Relatively speaking, we are a small force, even in Ireland. Centuries of conditioning by church, state, media and education, and hard experience, have left the class-consciousness of a very large proportion of people in—well, poor condition, to put it mildly. There are several mountains to climb—big ones.
The soccer “Super League,” sport in general, shopping therapy, fashion, now social media—all make for major distractions that defuse any notions of thinking about the state we are in. In reality, people have to live: pay bills, work, pay a mortgage, and more. People’s minds are, understandably, fixed elsewhere.
The pressure on the poor and the working poor is enormous and likely to grow. After covid comes austerity—at least that’s what power has planned for us. The question for activists, socialists and communists is, How exactly do we intervene in people’s lives (a) to get them to think differently and hopefully (b) to get them to actually participate in confronting their oppressor. That’s a major issue.
In struggle it is never possible to get 100 per cent participation in the “front line.” There are always several “lines.” There will be a percentage (the smallest) who will be the “cutting edge,” the vanguard, another percentage who assist and are in and out of different phases of struggle. Then there’s a larger percentage of the population who, no matter what, will be lukewarm—neither cold nor hot, not actively with you but not diametrically opposed to you either. They will also ebb and flow according to the progress, or not, at any stage of the struggle. That’s a critical section of the population.
There is always going to be a tiny number of people who, even in the “Irish Socialist Republic,” will never be for you, and may well work against you.
Now, none of the above is scientific, but it comes from long years of experience and observation of the reality on the ground, during struggle.
At what point are the actions of activists who are at present working in communities all over Ireland progressive, transformative, or reformist?
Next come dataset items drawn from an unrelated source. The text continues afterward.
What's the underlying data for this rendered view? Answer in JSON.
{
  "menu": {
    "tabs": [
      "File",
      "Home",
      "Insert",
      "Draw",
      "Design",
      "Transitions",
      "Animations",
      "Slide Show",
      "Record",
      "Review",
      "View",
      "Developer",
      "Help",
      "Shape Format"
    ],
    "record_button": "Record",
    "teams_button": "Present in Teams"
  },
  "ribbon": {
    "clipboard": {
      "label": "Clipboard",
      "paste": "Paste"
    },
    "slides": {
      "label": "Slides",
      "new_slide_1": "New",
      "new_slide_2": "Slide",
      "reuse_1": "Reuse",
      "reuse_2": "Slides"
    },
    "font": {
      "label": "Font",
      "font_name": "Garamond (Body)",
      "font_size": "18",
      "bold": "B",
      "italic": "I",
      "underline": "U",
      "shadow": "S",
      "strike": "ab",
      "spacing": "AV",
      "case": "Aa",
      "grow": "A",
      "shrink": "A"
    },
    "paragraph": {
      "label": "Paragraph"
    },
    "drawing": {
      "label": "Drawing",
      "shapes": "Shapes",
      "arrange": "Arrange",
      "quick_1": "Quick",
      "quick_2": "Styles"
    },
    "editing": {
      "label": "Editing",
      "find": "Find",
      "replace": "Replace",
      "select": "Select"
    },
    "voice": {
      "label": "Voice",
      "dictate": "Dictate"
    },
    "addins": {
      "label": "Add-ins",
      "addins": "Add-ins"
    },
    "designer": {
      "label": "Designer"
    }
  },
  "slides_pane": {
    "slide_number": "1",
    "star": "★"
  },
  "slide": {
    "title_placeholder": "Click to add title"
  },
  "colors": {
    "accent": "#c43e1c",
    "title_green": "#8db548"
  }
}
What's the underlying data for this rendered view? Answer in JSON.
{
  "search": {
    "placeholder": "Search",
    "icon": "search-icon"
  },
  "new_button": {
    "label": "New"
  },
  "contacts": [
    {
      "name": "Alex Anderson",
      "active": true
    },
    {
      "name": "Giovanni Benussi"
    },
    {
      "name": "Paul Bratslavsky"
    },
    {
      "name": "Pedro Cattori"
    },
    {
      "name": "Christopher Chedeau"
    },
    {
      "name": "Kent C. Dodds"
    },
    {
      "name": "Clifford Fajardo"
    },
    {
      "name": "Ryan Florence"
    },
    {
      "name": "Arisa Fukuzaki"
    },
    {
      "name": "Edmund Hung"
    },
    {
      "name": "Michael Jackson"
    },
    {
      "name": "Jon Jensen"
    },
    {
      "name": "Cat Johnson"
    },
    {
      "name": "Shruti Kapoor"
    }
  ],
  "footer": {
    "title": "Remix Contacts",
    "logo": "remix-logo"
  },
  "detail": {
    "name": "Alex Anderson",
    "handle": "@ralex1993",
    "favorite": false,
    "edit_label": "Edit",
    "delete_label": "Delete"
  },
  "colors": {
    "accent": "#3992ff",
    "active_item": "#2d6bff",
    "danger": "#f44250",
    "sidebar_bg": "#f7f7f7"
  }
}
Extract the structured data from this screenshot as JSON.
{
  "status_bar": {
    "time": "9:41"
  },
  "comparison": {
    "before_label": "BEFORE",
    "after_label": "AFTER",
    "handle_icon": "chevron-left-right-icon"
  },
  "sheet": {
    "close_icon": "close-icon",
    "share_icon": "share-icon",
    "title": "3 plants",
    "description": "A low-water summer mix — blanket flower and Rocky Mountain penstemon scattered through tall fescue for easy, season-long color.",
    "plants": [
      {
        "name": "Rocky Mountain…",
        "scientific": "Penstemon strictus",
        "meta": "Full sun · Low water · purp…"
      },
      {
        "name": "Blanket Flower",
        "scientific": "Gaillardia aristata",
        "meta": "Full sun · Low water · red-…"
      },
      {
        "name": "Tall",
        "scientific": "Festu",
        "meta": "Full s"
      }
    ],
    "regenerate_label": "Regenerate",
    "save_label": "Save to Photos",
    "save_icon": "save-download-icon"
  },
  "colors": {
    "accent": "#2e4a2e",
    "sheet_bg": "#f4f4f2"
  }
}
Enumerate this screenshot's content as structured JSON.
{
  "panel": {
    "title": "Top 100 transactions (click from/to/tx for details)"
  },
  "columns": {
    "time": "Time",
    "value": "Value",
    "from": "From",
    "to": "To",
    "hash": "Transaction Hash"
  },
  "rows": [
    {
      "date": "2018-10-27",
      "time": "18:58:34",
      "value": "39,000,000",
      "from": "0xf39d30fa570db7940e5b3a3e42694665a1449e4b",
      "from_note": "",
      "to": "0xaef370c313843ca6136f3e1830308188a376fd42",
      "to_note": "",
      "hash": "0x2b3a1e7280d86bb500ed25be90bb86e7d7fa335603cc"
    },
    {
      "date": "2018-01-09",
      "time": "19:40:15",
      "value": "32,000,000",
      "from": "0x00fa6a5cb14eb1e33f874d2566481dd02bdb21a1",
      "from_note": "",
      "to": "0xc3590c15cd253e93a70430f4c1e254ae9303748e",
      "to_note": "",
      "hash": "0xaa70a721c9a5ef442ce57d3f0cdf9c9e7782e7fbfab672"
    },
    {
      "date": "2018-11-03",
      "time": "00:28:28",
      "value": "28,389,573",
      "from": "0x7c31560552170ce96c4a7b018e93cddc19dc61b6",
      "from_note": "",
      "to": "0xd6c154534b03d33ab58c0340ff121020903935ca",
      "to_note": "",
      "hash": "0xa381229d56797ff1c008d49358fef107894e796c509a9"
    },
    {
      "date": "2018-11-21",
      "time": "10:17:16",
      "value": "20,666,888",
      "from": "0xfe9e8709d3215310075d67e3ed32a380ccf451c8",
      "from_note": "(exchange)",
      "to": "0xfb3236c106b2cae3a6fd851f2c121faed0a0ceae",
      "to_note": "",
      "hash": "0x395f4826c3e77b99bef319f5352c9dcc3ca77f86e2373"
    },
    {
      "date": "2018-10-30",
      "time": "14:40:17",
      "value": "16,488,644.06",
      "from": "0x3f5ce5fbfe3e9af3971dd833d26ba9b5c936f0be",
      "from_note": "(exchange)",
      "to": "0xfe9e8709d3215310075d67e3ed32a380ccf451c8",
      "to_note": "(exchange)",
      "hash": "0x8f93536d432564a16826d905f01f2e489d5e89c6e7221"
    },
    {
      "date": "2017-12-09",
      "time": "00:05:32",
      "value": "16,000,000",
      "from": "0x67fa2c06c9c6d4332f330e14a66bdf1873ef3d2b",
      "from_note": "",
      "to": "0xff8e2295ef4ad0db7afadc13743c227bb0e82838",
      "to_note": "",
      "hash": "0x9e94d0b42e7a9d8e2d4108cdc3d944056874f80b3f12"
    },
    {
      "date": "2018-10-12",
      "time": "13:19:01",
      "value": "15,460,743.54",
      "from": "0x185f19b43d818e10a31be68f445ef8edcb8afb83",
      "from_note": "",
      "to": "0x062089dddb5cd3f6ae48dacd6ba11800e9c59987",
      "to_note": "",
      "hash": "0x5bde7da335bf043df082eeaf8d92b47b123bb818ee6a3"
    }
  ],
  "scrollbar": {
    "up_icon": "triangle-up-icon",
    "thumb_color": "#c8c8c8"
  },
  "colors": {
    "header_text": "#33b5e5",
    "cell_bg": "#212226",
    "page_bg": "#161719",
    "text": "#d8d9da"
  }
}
Day to day or at the end of the year, how do we measure that? Or do we just plod on, year in, year out? Can we say with any confidence that the social enterprise or co-op that has been established in Co. Tyrone or Fermanagh has even the potential to be transformative, a transformative reform, or just a waste of time and energy?
The greater part of community work is ultimately financed by capitalism, and they will always try to co-opt you. If you start to look like a communist and begin to really threaten the status quo, they will turn off the tap. And then what?
Even if you pre-empt their moves and build a successful source of income through social enterprises or co-ops, will you survive the onslaught of capitalism and the market? Do we abandon all this work and concentrate on exposing the crimes of neoliberalism and capitalism? Will direct action and electoralism form part of a potential other strategy?
On the one hand, activists need to become embedded in their communities. On the other hand, they need to avoid being “lost in the swamp.” Can Karl or Vladimir help us, please?